| 市村辰之助 | |||
| 職名 | 局長附 | ||
| 出身 | 美濃大垣 | ||
| 終焉場所 | 不明 | ||
| 終焉方法 | 脱走 | ||
市村鉄之助の兄。
慶応3年に入隊し鳥羽伏見の戦いを経て江戸に帰還します。
五兵衛新田駐屯地まで在隊するが、のちに脱走し明治5年に死去しました。
目次
市村辰之助をもっと深く——弟は土方歳三の小姓でした
この人を語るには、弟から入るのが早いかもしれません。土方歳三の小姓・市村鉄之助の兄が、この市村辰之助です。
大垣藩重臣の子、兄弟そろって入隊
父は大垣藩重臣・小原鉄心の部下、市村半右衛門。慶応三年の秋、兄弟そろって新選組に加わりました。
配属は分かれています。
- 兄・辰之助 → 局長附人数(見習いで平隊士に準じる身分)
- 弟・鉄之助 → 両長召抱人(局長・副長の身のまわりを務める小姓)
この配属は大垣市立図書館の調査回答として記録されており、兄弟であることも裏が取れています。
兄は脱走し、弟は残った
甲州勝沼の戦いに敗れたあと、辰之助は弟に脱走を持ちかけました。鉄之助はこれを断ります。

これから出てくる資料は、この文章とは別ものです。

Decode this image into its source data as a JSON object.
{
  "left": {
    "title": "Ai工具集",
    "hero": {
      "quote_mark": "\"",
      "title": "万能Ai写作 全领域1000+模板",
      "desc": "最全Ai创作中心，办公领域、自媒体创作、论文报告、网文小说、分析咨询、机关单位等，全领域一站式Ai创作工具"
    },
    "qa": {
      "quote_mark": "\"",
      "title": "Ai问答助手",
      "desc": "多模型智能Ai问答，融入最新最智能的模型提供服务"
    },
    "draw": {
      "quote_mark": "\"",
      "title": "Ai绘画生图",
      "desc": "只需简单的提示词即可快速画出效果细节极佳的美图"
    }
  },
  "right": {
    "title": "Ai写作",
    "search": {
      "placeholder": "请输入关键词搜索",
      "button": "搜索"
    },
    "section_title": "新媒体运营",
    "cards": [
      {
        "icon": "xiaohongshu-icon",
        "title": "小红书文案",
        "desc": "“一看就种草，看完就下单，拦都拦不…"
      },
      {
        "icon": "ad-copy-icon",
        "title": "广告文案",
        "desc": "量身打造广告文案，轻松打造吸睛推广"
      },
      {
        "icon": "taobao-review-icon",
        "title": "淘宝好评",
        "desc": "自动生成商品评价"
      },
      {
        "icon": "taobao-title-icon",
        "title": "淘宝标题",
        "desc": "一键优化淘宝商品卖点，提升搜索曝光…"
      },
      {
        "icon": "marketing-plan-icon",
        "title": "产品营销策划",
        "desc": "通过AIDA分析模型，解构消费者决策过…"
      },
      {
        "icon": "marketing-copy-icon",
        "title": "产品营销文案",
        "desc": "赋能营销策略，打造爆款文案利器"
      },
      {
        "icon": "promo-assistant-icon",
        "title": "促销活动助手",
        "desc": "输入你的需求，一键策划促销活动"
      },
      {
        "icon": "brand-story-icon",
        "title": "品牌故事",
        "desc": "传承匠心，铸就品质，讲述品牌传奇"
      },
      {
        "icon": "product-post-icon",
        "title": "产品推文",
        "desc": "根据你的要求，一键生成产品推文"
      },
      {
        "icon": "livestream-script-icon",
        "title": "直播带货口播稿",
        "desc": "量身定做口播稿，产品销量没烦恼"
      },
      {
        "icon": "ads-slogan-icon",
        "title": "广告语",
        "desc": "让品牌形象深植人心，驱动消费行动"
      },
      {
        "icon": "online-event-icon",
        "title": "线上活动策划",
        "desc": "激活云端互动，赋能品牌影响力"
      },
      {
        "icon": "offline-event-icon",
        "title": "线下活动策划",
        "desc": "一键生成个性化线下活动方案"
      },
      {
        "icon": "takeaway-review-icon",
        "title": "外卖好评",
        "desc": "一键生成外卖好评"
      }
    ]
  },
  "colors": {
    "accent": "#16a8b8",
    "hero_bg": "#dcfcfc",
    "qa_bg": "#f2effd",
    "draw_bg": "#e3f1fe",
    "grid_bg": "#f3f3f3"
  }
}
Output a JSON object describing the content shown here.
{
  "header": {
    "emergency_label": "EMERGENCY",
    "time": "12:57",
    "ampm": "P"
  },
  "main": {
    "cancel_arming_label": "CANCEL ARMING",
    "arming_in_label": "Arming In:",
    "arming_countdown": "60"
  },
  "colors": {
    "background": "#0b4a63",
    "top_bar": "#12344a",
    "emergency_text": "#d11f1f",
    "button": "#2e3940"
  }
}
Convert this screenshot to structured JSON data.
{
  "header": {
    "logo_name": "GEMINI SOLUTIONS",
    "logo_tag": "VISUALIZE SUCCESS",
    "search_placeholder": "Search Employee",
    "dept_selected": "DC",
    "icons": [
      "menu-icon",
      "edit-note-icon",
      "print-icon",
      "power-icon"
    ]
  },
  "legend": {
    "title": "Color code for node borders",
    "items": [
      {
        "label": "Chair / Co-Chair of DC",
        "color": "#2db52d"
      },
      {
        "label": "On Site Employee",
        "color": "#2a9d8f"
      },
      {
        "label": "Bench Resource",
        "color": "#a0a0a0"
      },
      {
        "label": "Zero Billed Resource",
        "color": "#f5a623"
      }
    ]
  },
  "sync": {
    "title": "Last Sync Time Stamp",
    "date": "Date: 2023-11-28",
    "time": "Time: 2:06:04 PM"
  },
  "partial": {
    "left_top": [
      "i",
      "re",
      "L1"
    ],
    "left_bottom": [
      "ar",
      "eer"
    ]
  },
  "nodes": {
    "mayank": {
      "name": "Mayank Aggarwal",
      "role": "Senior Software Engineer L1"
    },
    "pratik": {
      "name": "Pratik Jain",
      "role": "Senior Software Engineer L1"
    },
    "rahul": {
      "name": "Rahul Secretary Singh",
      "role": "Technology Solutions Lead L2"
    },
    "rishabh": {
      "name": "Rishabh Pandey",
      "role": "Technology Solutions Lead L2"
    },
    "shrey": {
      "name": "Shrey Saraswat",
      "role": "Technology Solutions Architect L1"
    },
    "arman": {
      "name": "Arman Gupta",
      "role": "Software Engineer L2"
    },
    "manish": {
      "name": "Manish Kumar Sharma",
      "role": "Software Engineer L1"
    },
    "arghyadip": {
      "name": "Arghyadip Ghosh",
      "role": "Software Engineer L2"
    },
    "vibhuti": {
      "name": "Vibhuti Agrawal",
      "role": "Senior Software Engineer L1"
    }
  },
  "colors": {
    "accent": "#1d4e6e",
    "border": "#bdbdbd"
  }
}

兄は新選組を出て大垣藩兵となり、戊辰戦争で戦功を挙げました。向という女性と結婚して商人となり、明治五年に没しています。墓は大垣市船町の全昌寺にあります。
そして弟の鉄之助は土方のもとに残り、箱館で土方から写真と遺髪を託されて、日野の佐藤彦五郎家へ届ける役を負いました。いま残る土方歳三の有名な写真は、この少年が運んだものです。
同じ日に入った兄弟が、こう分かれた
慶応三年秋、同じ日に同じ隊へ入った兄弟が、半年後には別々の道を選びました。兄は藩へ戻って官軍として戦い、弟は最後まで土方についていった。
どちらが正しかったという話ではありません。兄は明治五年に商人として死に、弟は土方の写真を後世に伝えました。新選組に入った若者たちの分かれ方が、この兄弟にきれいに出ています。
なお辰之助の生年は分かっていません。弟の鉄之助が安政元年生まれですから、それより前ということになります。